- Born: Alexei Kudrya 1982 (age 43–44) Soviet Union
- Occupations: Flute player, tenor singer, conductor
- Years active: 2004–present

= Alexey Kudrya =

Russian operatic lyric tenor (born 1982)

Alexey Kudrya (born 1982) is a Russian operatic lyric tenor. He began his musical career playing flute.

Noting on his tenor style, Benjamin Ivry in The New York Sun commented: "Russia's Alexey Kudrya, who has won medals in several vocal competitions, has a refined lyric voice ideal for recordings and smaller opera houses." His first engagements in his native Russia took him to the Stanislavsky Theatre in Moscow, also known as Stanislavski and Nemirovich-Danchenko Moscow Academic Music Theatre.

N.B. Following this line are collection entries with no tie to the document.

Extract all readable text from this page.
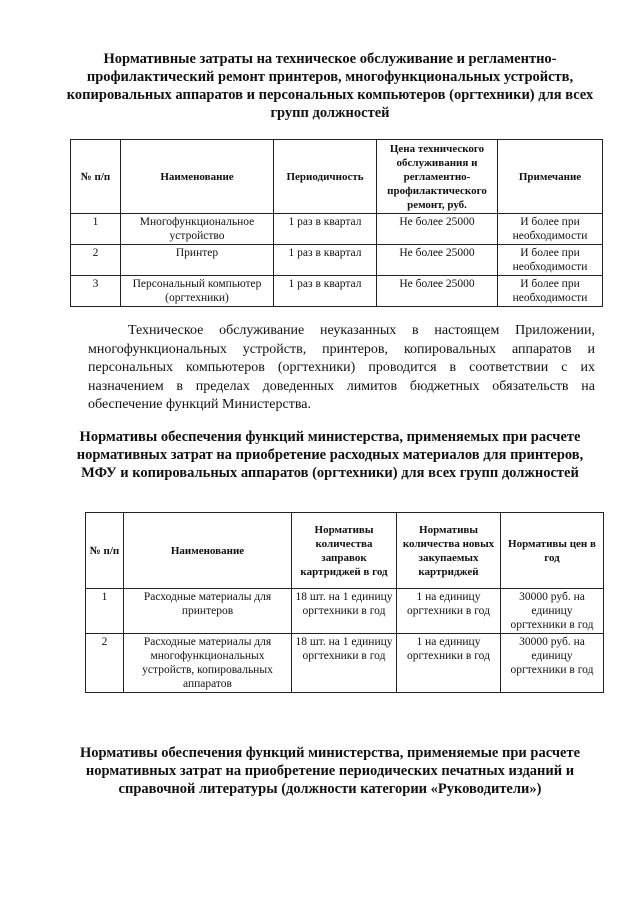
Нормативные затраты на техническое обслуживание и регламентно-профилактический ремонт принтеров, многофункциональных устройств, копировальных аппаратов и персональных компьютеров (оргтехники) для всех групп должностей

№ п/п	Наименование	Периодичность	Цена технического обслуживания и регламентно-профилактического ремонт, руб.	Примечание
1	Многофункциональное устройство	1 раз в квартал	Не более 25000	И более при необходимости
2	Принтер	1 раз в квартал	Не более 25000	И более при необходимости
3	Персональный компьютер (оргтехники)	1 раз в квартал	Не более 25000	И более при необходимости

Техническое обслуживание неуказанных в настоящем Приложении, многофункциональных устройств, принтеров, копировальных аппаратов и персональных компьютеров (оргтехники) проводится в соответствии с их назначением в пределах доведенных лимитов бюджетных обязательств на обеспечение функций Министерства.

Нормативы обеспечения функций министерства, применяемых при расчете нормативных затрат на приобретение расходных материалов для принтеров, МФУ и копировальных аппаратов (оргтехники) для всех групп должностей

№ п/п	Наименование	Нормативы количества заправок картриджей в год	Нормативы количества новых закупаемых картриджей	Нормативы цен в год
1	Расходные материалы для принтеров	18 шт. на 1 единицу оргтехники в год	1 на единицу оргтехники в год	30000 руб. на единицу оргтехники в год
2	Расходные материалы для многофункциональных устройств, копировальных аппаратов	18 шт. на 1 единицу оргтехники в год	1 на единицу оргтехники в год	30000 руб. на единицу оргтехники в год

Нормативы обеспечения функций министерства, применяемые при расчете нормативных затрат на приобретение периодических печатных изданий и справочной литературы (должности категории «Руководители»)
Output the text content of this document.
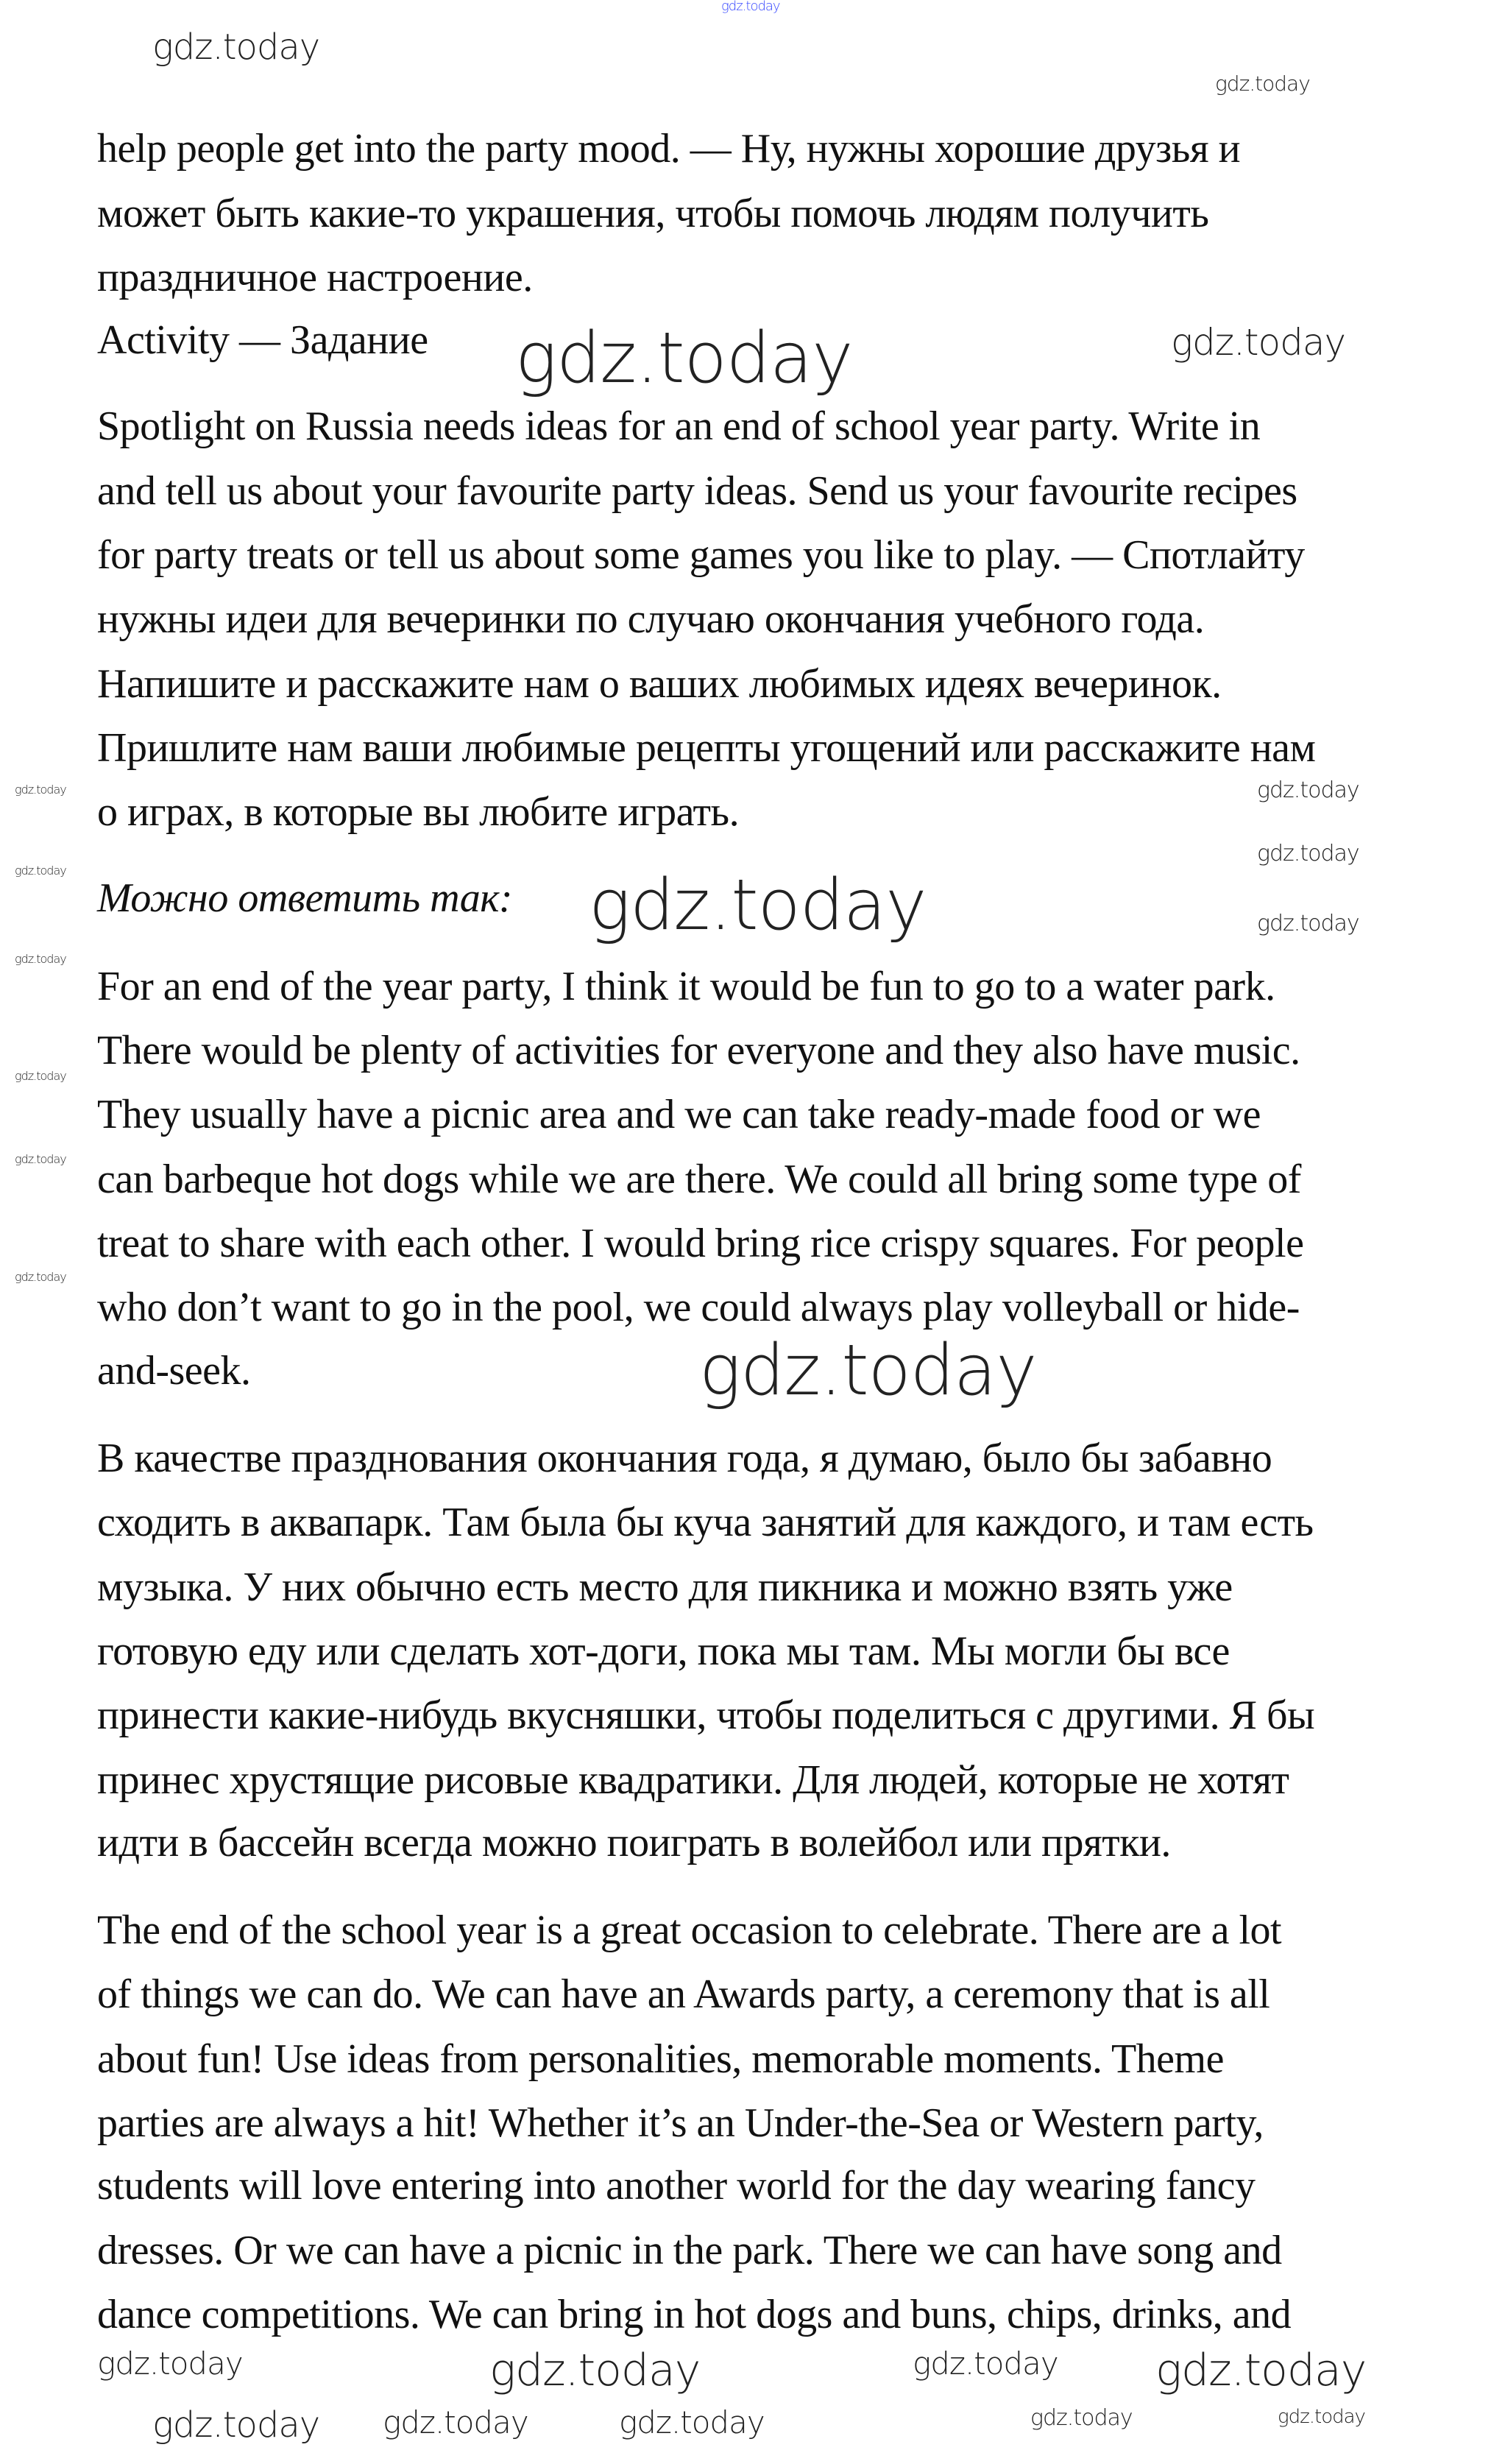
help people get into the party mood. — Ну, нужны хорошие друзья и
может быть какие-то украшения, чтобы помочь людям получить
праздничное настроение.
Activity — Задание
Spotlight on Russia needs ideas for an end of school year party. Write in
and tell us about your favourite party ideas. Send us your favourite recipes
for party treats or tell us about some games you like to play. — Спотлайту
нужны идеи для вечеринки по случаю окончания учебного года.
Напишите и расскажите нам о ваших любимых идеях вечеринок.
Пришлите нам ваши любимые рецепты угощений или расскажите нам
о играх, в которые вы любите играть.
Можно ответить так:
For an end of the year party, I think it would be fun to go to a water park.
There would be plenty of activities for everyone and they also have music.
They usually have a picnic area and we can take ready-made food or we
can barbeque hot dogs while we are there. We could all bring some type of
treat to share with each other. I would bring rice crispy squares. For people
who don’t want to go in the pool, we could always play volleyball or hide-
and-seek.
В качестве празднования окончания года, я думаю, было бы забавно
сходить в аквапарк. Там была бы куча занятий для каждого, и там есть
музыка. У них обычно есть место для пикника и можно взять уже
готовую еду или сделать хот-доги, пока мы там. Мы могли бы все
принести какие-нибудь вкусняшки, чтобы поделиться с другими. Я бы
принес хрустящие рисовые квадратики. Для людей, которые не хотят
идти в бассейн всегда можно поиграть в волейбол или прятки.
The end of the school year is a great occasion to celebrate. There are a lot
of things we can do. We can have an Awards party, a ceremony that is all
about fun! Use ideas from personalities, memorable moments. Theme
parties are always a hit! Whether it’s an Under-the-Sea or Western party,
students will love entering into another world for the day wearing fancy
dresses. Or we can have a picnic in the park. There we can have song and
dance competitions. We can bring in hot dogs and buns, chips, drinks, and
gdz.today
gdz.today
gdz.today
gdz.today	gdz.today
gdz.today
gdz.today	gdz.today
gdz.today	gdz.today	gdz.today
gdz.today
gdz.today
gdz.today
gdz.today
gdz.today
gdz.today	gdz.today	gdz.today gdz.today
gdz.today gdz.today	gdz.today	gdz.today	gdz.today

In 2006, he also sang under the baton of Teodor Currentzis in concert performances in Moscow and Novosibirsk to mark the 250th anniversary of Mozart's birth.

CommandOpera said in 2010 that "Alexey Kudrya is the most exciting Russian Tenor on the planet today: his vocal instrument positively ‘weeps’ in the most Italianate fashion."

==Performances and competitions==
In October 2005, Kudrya received second prize at the international singing competition Neue Stimmen. In 2006, sang at the Galina Vishnevskaya International Opera Artists Competition, receiving second prize.

In 2009, he won first prize, along with Russian soprano Julia Novikova, in the Operalia competition held in Hungary, as well as the special prize offered by the Hungarian State Opera.

From December 2010 to January 2011, he debuted at the Vienna State Opera, playing Almaviva in The Barber of Seville. He played Libenskof in the Opéra national de Bordeaux's production of Il viaggio a Reims by Gioachino Rossini for a week in March 2010. In 2011, he played Arturo at the Grand Théâtre de Genève's production of I puritani by Vincenzo Bellini, with musical director Jesús López Cobos. During the 2011/12 season, he sang with the Bavarian State Opera, playing Ferrando in Così fan tutte and Marzio in Mitridate, re di Ponto.